Pour rappel, 2 extraits des principales recommandations actuelles de l’OMS (http://www.who.int/mediacentre/factsheets/fs342/fr/) :

«Alimentation du nourrisson et du jeune enfant

Aide-mémoire N°342
Juillet 2015

  • l’allaitement précoce dans l’heure qui suit la naissance;
  • l’allaitement exclusif au sein pendant les six premiers mois de la vie; et
  • l’introduction, à l’âge de six mois, d’aliments de complément (solides) sains et satisfaisant s sous l’angle nutritionnel, parallèlement à la poursuite de l’allaitement jusqu’à l’âge de 2 ans et au-delà.»

 

«L’alimentation de complément

Vers l’âge de six mois, le nourrisson commence à avoir des besoins énergétiques et de nutriments que le lait maternel ne peut plus satisfaire d’où le recours aux aliments de complément. À six mois environ, son développement lui permet aussi de s’alimenter autrement. Faute de complémenter son alimentation ou de le faire à mauvais escient, on risque de compromettre sa croissance. Les principes directeurs d’une alimentation de complément adaptée sont les suivants:

  • poursuivre un allaitement fréquent, à la demande, jusqu’à l’âge de deux ans, voire plus;
  • être à l’écoute, (par exemple, nourrir les tout-petits directement et aider les plus grands.
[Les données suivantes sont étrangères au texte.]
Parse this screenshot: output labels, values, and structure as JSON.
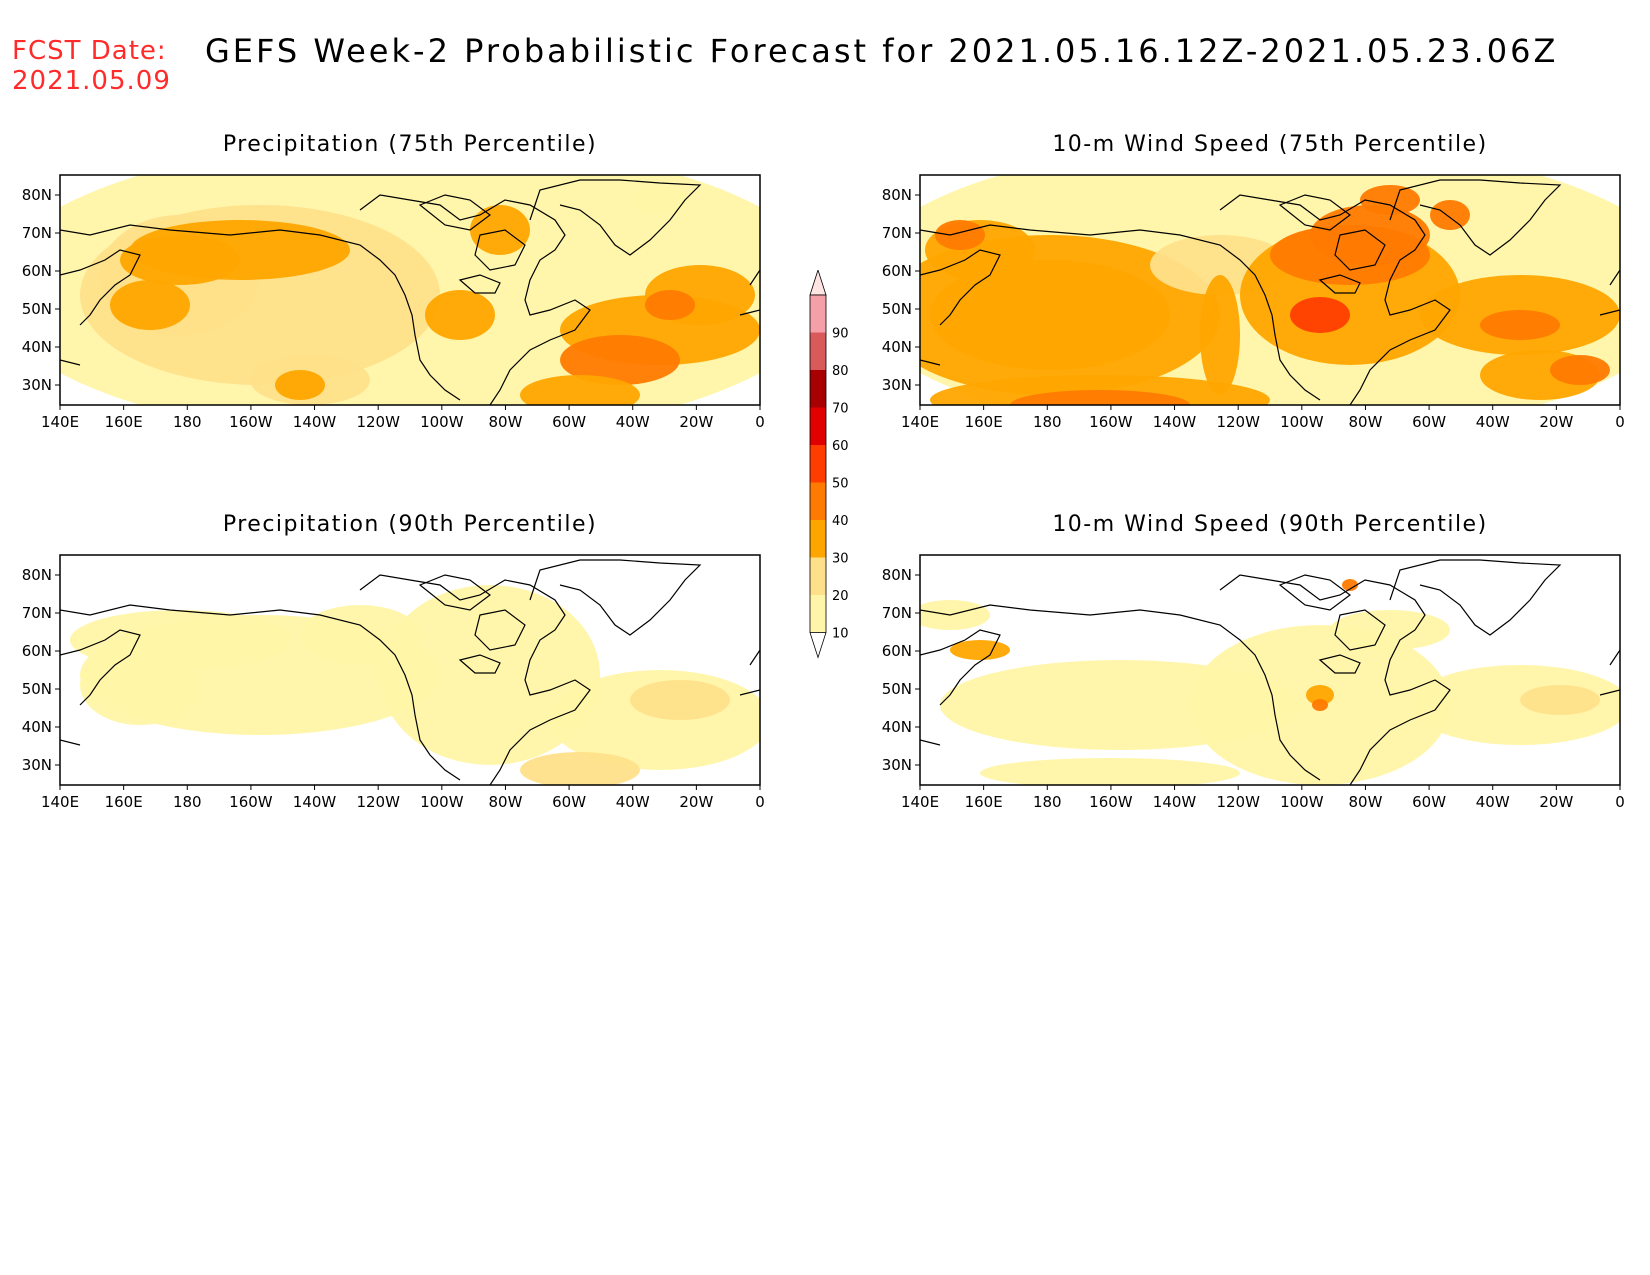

Nourrir les enfants lentement et patiemment, les encourager à manger mais ne pas les forcer, leur parler et garder le contact visuel avec eux);
  • respecter les règles d’hygiène et manipuler correctement les aliments;
  • commencer à six mois par de petites quantités et augmenter progressivement la ration alimentaire à mesure que l’enfant grandit;
  • augmenter progressivement la consistance et la variété des aliments;
  • augmenter la fréquence des repas: 2 à 3 repas par jour pour des nourrissons de 6 à 8 mois, et 3 à 4 repas par jour pour des nourrissons de 9 à 23 mois, avec une ou deux collations supplémentaires, au besoin;
  • utiliser des aliments de complément enrichis ou une supplémentation en vitamine et en minéraux, le cas échéant; et
  • augmenter l’apport liquidien en cas de maladie, y compris l’allaitement, et proposer des aliments mous, que l’enfant apprécie.»

Pour bébé, casse pas la tête ni le porte monnaie

Comme vous pouvez le constater, les anciennes règles très strictes et contraignantes de diversification alimentaire ont disparu! Plus la peine donc de se prendre la tête, bébé peut manger comme vous du moment que vous manger sainement et que la texture est adaptée à ses capacités et sa dentition. Faite des tests en mixant ou hachant de plus en plus grossièrement les aliments pour l’entraîner à découvrir les textures, mâcher, utiliser sa salive, faire ses dents et avaler sans s’étouffer.

2 Commentaires

  1. Florent Domergue

    le nouveau lien vers l’étude https://www.anses.fr/fr/content/l%E2%80%99anses-passe-au-crible-l%E2%80%99alimentation-des-enfants-de-moins-de-trois-ans

    et un petit extrait qui donne le ton « parmi les substances ou familles de substances pour lesquelles le risque n’a pu être écarté, 16 nécessitent une réduction de l’exposition, dont 9 de manière prioritaire (métaux lourds tels qu’arsenic ou polluants organiques persistants tels que PCB, par exemple). L’Anses recommande donc des actions visant à diminuer l’exposition de la population infantile à ces substances et à acquérir des connaissances complémentaires permettant d’affiner les évaluations de risques.»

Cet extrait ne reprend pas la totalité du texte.